Los colonos de Catán by Rebecca Gablé

Los colonos de Catán by Rebecca Gablé

autor:Rebecca Gablé [Gablé, Rebecca]
La lengua: spa
Format: epub
Tags: Novela, Histórico
editor: ePubLibre
publicado: 2001-12-31T16:00:00+00:00


Gunda no había visto lo que había pasado en el haya, ya que Asta le dijo que regresase a la cabaña con los niños y le ordenó que esperase allí. Sin embargo, había oído los gritos de Hacon y, cuando Austin regresó con el muchacho sobre sus hombros, estalló en sollozos.

—¡Le he matado! Ha sido mi culpa —gritaba con el rostro oculto entre las manos. El sajón se sintió sumamente aliviado al ver a Siglind aparecer en la puerta, pues un muchacho herido y una mujer histérica era más de lo que podía soportar.

Siglind se hizo cargo de la situación al instante. Cogió las manos de Gunda y, con voz tajante, le ordenó:

—Serénate. No está muerto. Ahora vámonos. No debemos molestar a Austin y Hacon. ¿Dónde están los demás esclavos?

Gunda se encogió de hombros.

—No lo sé. Probablemente se hayan escondido como suelen hacer cuando las cosas se ponen feas.

Sollozó, sin poder apartar la mirada de la espalda sangrienta de Hacon, pero intentó sosegarse.

Austin dejó al muchacho inconsciente en la cama, bocabajo y con la cabeza hacia un lado para que pudiese respirar.

—Necesito tu ayuda —dijo.

Siglind se quedó pensativa por un instante. Resultaba obvio que en ese momento no se podía contar con Gunda, además de que no convenía que estuviese allí cuando Candamir regresase.

—Lleva a los niños de Asta con su madre. Está en la casa de Harald —vio la prolongada mirada que Gunda dirigió a su hijo, pero le hizo un gesto tajante con la cabeza—. Déjalo aquí. Está dormido y ahora no te necesita. Yo cuidaré de él, no te preocupes. Pero ahora márchate.

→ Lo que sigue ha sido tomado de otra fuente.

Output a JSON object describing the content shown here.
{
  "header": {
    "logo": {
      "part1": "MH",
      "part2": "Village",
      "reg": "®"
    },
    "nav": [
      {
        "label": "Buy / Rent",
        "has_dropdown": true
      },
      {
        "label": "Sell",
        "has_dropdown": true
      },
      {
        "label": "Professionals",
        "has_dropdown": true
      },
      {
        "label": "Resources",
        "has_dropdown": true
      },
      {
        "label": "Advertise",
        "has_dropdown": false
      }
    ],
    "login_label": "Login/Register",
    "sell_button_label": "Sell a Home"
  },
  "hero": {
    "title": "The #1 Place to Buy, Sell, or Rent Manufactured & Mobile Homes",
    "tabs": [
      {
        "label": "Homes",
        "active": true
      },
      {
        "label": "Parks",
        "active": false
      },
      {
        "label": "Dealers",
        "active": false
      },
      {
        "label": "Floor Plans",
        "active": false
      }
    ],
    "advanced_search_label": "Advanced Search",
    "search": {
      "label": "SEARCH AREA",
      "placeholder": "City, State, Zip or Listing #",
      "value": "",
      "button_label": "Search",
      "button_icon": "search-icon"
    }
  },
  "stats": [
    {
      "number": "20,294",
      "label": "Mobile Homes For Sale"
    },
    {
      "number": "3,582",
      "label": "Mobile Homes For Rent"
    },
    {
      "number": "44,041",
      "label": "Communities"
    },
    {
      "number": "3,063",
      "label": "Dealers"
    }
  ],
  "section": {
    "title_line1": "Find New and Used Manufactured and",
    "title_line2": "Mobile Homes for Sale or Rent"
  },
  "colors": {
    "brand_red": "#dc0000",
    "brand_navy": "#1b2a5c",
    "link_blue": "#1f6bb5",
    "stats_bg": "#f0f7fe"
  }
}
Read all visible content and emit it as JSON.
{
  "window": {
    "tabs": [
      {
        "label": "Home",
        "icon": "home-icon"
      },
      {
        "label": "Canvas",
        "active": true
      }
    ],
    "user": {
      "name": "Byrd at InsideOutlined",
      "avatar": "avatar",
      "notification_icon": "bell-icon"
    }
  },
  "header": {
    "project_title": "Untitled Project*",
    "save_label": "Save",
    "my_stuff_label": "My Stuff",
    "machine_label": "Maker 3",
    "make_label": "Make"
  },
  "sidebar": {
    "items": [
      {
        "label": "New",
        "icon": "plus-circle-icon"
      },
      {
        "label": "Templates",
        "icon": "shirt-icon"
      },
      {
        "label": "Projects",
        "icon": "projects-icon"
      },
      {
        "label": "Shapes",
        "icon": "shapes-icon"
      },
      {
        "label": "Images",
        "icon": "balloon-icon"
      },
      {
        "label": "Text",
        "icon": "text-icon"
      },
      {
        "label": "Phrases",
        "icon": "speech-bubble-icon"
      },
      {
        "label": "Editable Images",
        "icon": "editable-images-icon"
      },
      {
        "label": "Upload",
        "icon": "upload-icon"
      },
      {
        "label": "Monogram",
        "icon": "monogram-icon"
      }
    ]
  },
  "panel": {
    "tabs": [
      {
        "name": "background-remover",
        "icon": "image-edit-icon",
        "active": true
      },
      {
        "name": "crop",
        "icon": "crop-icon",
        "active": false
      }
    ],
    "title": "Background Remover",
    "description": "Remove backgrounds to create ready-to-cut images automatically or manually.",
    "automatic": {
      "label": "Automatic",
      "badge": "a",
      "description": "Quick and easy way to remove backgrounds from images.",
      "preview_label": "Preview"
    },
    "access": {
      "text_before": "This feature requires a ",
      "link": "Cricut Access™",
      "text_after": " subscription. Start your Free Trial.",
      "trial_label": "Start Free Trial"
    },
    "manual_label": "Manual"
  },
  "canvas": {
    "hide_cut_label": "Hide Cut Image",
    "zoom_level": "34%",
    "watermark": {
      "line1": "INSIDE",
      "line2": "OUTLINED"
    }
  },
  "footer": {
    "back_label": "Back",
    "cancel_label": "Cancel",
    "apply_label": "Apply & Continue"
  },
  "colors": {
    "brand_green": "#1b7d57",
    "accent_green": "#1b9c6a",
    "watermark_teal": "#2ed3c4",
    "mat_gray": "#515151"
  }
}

Gunda sabía que era lo más acertado; no se sentía preparada para ver la cara de Candamir. Cogió al pequeño Hergild en brazos, a Fulc de la mano y salió, corriéndole aún las lágrimas por las mejillas.

Siglind esperó hasta que sus pasos cansinos se desvanecieron. Luego se dirigió a Austin y le preguntó:

—¿La matará Candamir?

El sajón estaba ocupado limpiando la sangre con un trapo mugriento. Sin levantar la mirada, se encogió de hombros y respondió:

—Supongo que sí.

Ella se acercó.

—¿En qué puedo ayudarte?

—Necesito camomila para que no se le inflamen las heridas, y margaritas y cola de caballo para que cicatricen.

—Conozco la cola de caballo, crece en los prados húmedos que hay al lado del río, pero nunca he visto las otras dos.

—¿Caléndula y manzanilla? —dijo para ver si las conocía por ese nombre.

—Sí, crecen en el bosque. Las he visto no muy lejos de aquí.

El monje sonrió, aliviado.

—A ésas me refiero.

Siglind se dio la vuelta.

—Me daré toda la prisa que pueda —prometió.